MB : Tout comme les auteurs du rapport Deschamps, je crois aussi que l’innovation ouverte reposant sur les partenariats entreprise-université devient possible quand les partenaires sont complémentaires et travaillent en synergie : ils collaborent main dans la main à toutes les étapes de la chaine d’innovation en unissant leurs ressources tant financières qu’humaines et ils trouvent un équilibre entre les forces push (recherches poussées par l’université) et pull (tirées par l’entreprise pour son marché et ses besoins) pour ressortir gagnant-gagnant.
Pour l’entreprise qui collabore avec l’université, il est primordial de reconnaitre la nécessité des forces push et pull de ses collaborations et de monter un portefeuille équilibré de projets en partenariat avec des objectifs technologiques et commerciaux divers, à court et à long terme. Mais pour cela, il faut pouvoir compter sur un budget de recherche externe qui permette de soutenir plusieurs projets à la fois, ce qu’une PME ne peut toujours se permettre.
LG : Peux-tu nous faire un portrait rapide de la collaboration entreprise-université à l’heure actuelle ?
MB : Un sondage réalisé en 2010 par la firme Léger Marketing pour la Chambre de Commerce du Montréal Métropolitain (Regard des entreprises sur le réseau universitaire québécois), sur les collaborations entreprise-université, indique que « La collaboration entre les entreprises et les institutions universitaires est jugée significativement plus pertinente [pour le développement des entreprises] par les entreprises qui exercent leurs activités depuis plus longtemps (50 ans ou plus : 91 % [versus 81 %]). Il est possible d’en conclure que la collaboration universitaire s’enclenche plus tard dans le cycle de croissance d’une entreprise. ».
De fait, selon le rapport Deschamps, seulement 9 % des entreprises soutiennent de la recherche subventionnée (no strings attached : recherche exploratoire, sans conditions) et 6 % de la recherche contractuelle (strings attached : recherche ciblée, axées sur les résultats avec livrables définis et accès à la PI).

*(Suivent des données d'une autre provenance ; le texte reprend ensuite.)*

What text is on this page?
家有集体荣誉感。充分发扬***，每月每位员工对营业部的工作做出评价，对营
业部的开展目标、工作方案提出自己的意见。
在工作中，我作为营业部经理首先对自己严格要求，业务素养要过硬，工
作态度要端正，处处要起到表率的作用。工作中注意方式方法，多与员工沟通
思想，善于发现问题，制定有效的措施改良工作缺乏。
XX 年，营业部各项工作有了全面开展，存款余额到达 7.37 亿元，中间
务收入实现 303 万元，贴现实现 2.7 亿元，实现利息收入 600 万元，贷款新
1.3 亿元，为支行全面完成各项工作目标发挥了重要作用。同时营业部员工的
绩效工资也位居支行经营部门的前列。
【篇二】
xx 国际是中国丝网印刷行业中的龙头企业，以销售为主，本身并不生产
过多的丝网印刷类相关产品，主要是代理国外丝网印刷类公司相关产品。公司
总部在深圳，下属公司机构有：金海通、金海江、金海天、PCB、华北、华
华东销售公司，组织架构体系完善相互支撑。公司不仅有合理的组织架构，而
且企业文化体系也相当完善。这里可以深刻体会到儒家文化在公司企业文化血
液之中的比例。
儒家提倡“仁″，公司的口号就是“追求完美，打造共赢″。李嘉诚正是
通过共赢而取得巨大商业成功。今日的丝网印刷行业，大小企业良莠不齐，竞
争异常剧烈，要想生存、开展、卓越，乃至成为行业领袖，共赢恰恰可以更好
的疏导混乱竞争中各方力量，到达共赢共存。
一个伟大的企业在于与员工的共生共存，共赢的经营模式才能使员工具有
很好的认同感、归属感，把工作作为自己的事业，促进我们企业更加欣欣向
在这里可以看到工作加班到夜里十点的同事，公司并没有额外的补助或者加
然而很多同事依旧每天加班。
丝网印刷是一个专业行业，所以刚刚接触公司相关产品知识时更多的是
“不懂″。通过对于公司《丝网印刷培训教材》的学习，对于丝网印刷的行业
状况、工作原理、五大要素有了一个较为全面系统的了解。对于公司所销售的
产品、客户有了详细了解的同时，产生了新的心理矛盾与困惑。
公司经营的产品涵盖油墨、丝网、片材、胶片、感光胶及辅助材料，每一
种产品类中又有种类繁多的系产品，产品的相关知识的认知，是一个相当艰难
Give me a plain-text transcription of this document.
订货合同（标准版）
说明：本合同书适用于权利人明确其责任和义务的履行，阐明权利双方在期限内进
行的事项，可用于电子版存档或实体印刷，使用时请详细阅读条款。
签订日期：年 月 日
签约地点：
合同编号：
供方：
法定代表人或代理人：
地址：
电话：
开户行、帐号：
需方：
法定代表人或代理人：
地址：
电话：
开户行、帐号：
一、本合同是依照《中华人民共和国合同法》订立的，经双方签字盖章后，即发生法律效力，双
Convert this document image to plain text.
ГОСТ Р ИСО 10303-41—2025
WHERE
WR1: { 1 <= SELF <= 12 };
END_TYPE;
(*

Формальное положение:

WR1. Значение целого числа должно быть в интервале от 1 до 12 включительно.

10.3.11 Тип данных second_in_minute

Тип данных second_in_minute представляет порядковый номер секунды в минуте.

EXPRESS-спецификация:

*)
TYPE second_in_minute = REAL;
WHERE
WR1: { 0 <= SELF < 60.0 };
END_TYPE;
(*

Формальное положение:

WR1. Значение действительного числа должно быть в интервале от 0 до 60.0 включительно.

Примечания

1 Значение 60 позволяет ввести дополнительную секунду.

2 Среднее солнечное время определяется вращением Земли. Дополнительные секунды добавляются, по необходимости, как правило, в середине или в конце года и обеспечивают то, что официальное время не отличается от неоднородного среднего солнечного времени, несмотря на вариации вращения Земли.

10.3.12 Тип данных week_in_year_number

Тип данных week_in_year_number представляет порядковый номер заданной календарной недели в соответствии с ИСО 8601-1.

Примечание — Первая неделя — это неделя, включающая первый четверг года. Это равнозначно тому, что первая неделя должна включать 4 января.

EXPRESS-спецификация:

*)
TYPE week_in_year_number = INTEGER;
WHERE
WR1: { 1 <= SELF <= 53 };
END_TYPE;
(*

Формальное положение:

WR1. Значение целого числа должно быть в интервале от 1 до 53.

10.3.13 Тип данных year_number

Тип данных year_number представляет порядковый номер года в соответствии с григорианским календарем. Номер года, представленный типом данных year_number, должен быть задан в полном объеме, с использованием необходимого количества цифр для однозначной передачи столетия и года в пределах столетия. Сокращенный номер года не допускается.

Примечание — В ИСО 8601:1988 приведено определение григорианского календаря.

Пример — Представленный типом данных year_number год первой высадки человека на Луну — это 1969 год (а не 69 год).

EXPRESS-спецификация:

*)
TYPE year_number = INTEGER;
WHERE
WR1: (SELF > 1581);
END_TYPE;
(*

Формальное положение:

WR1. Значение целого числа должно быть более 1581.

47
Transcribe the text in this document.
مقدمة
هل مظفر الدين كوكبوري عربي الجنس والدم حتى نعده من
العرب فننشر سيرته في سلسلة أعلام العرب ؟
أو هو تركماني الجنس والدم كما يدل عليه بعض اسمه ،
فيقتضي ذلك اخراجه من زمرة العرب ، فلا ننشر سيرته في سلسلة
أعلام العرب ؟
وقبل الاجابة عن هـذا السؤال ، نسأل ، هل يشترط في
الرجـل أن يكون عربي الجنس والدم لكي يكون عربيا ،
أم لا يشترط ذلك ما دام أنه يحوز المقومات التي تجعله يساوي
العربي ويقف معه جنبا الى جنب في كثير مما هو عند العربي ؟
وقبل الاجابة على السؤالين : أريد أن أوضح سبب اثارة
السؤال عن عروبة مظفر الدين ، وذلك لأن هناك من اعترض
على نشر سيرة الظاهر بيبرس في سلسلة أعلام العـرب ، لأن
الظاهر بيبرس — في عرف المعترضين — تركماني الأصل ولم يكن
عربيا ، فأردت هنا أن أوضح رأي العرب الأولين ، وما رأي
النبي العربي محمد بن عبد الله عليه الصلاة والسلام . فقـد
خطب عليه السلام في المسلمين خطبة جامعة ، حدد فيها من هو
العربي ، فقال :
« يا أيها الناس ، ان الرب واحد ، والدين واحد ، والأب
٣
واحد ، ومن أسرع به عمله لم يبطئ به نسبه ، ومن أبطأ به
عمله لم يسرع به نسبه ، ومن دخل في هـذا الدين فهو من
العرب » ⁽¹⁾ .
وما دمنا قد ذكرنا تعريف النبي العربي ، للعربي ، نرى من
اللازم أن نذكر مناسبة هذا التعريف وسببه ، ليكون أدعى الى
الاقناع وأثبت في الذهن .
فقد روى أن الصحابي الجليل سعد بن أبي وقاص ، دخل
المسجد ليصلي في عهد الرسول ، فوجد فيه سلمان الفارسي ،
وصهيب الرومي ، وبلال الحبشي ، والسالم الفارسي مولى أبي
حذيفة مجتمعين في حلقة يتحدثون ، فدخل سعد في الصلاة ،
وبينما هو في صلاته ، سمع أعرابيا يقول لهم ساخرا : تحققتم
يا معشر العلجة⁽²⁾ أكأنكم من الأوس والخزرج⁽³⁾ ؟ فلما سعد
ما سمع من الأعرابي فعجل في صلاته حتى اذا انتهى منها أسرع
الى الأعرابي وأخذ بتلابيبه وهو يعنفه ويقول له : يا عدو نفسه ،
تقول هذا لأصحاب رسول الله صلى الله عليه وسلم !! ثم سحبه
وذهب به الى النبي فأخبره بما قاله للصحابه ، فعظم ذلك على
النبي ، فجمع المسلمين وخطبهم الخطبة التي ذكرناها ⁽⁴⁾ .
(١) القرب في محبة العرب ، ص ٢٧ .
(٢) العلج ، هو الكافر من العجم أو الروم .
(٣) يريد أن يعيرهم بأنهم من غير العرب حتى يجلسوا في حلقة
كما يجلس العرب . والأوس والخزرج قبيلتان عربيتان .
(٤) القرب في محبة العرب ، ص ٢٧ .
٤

D’autre part, 53 % des entreprises consultées collaborent avec les universités mais uniquement pour l’accueil de stagiaires.
LG : Que ferais-tu pour que les entreprises collaborent davantage avec les universités au Québec ?
MB : Je ferais connaitre des programmes comme celui des bourses de recherche en milieu de pratique où l’étudiant universitaire au cycle supérieur reçoit par année 7 000 $ du CRSNG, 7 000 $ du FQRNT et 7 000 $ de l’entreprise avec laquelle il collabore. C’est une véritable aubaine pour l’entreprise et une porte d’entrée peu contraignante au monde universitaire. De la même façon, MITACS offre des bourses de stage où elle verse 7 500 $ et l’entreprise, le même montant.
Pour une entreprise qui veut se lancer dans un partenariat de recherche, je recommanderais d’abord d’essayer la recherche subventionnée avant de passer à la recherche collaborative et de s’entourer de personnes qui ont une passion pour la recherche, qui connaissent à la fois leur domaine d’affaires et les rouages internes des universités et des agences subventionnaires, telles que le CRSNG ou le FQRNT, pour ne nommer qu’elles.